Ideally, children and teens should be educated in privacy protection strategies in school. This is difficult to do when commercial messages saturate their young lives, showing the Net to be a "cool" and friendly place. Young people are at risk for accepting the present situation as the norm. Canada's requirement that all children receive media education in school is certainly laudable.
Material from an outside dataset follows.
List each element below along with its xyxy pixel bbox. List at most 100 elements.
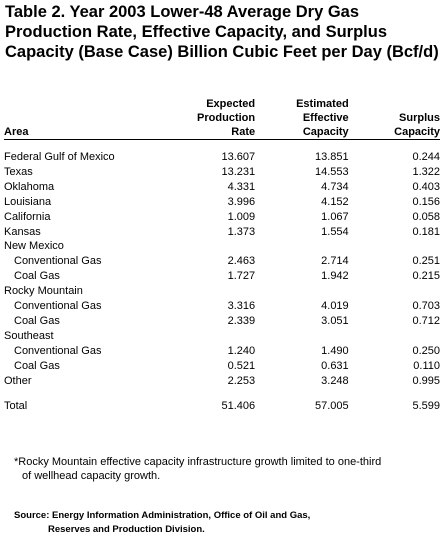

Second, is the need for a "societal feedback mechanism" whereby individuals' questions and complaints can be heard, analyzed, and ultimately acted upon. Our program is one small example of such a mechanism. The Federal Trade Commission is potentially another. It takes complaints on a much larger scale, but might be constrained by staffing and funding in using its growing database to assess the state of consumer privacy on the Internet.

Third, companies must conduct privacy impact assessments on their products and services in the development stage. How many years was the Pentium III chip in development before it was introduced into the marketplace. The consumer outcry and ensuing back-pedaling by Intel could have been avoided had the privacy implications of the chip's built-in serial number been assessed and dealt with up front. I am heartened to see that several companies have now assembled privacy advisory committees to help guide them in the development of their products.

Fourth, I do believe there is a need for Congress to enact legislation that provides individuals with a baseline of privacy protection on the Net by codifying the fair information principles. The 1998 Harris poll on Internet privacy found that just over half of those surveyed "favor government passing laws to regulate how personal information can be collected and used on the Internet."

There is now a large body of evidence that industry self regulation is not working. While nearly two-thirds of the largest web sites have privacy policies, the vast majority of them are simply disclosure statements providing just two of the fair information principles, notice and opt out. Most policies omit the other principles such as access, accuracy, security, collection limitation, and accountability. Furthermore, we are learning that many companies are not in compliance with their existing policies. A study was recently released by the California Healthcare Foundation showing that many health-related web sites collect information from their visitors and disclose it to third party marketers contrary to their stated policies. (www.healthprivacy.org)

I look forward to the upcoming panels where issues such as industry self regulation and technology solutions are explored in depth.

With that I conclude my remarks. Thank you.